In the medium term, policies to alleviate social tensions cannot be perpetually financed through deficits, and will require measures to raise revenues, well targeted social safety nets to replace subsidies, and actions to reduce waste in public spending.
Throughout the region, the slow growth equilibrium of the past years did not generate enough jobs for the growing labor force in a region where youth unemployment rates register well above 20 percent in a number of countries (Chart 2). "Moreover, there was an increasing sense that business environments were suffering from unfair competition, with systems benefitting a privileged few," the report said.
Each country will need to find its own homegrown path for development, the report said, but all will need to respond to some common goals.

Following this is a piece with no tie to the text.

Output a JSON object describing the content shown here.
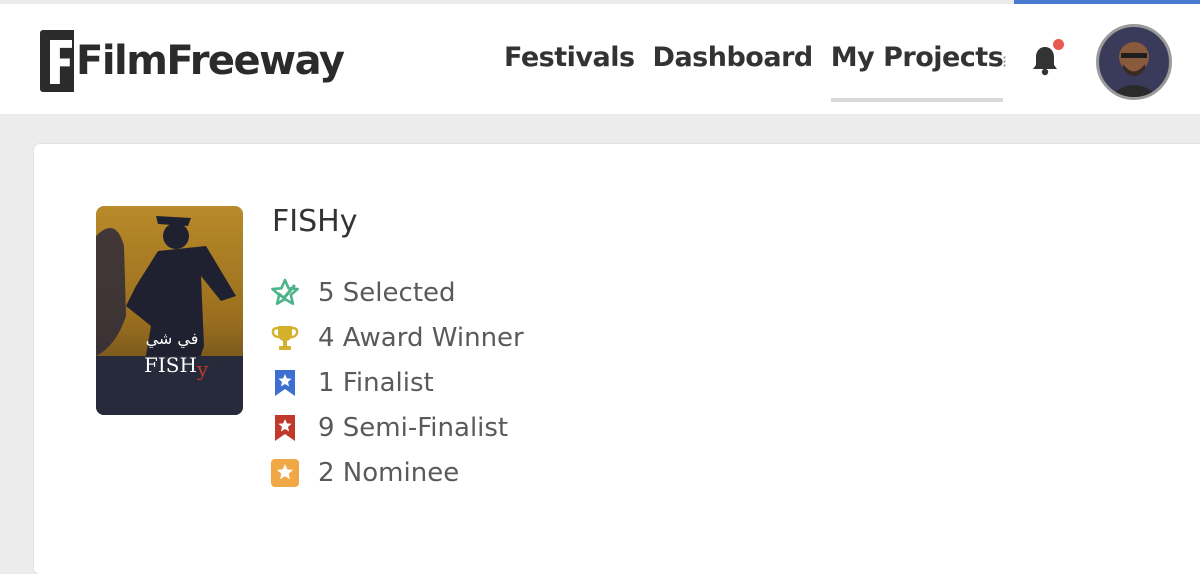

These include:
• A stable macroeconomic environment to provide confidence and attract investment
• Enough private sector jobs to absorb the currently unemployed and a fast-growing labor force
• Access to economic opportunity for citizens to realize their potential
• Social protection for the vulnerable
• Strong and transparent institutions that ensure accountability and good governance
"The aim is not just sustained high growth, but also growth that generates employment, is more inclusive, and results in broadly shared development gains," the IMF report said.
It noted that the region has many strengths: a dynamic and young population, vast natural resources, a large regional market, an advantageous geographic position, and access to key markets. "While the months ahead will be challenging and inevitably marked by setbacks, there is now momentum for change to build upon."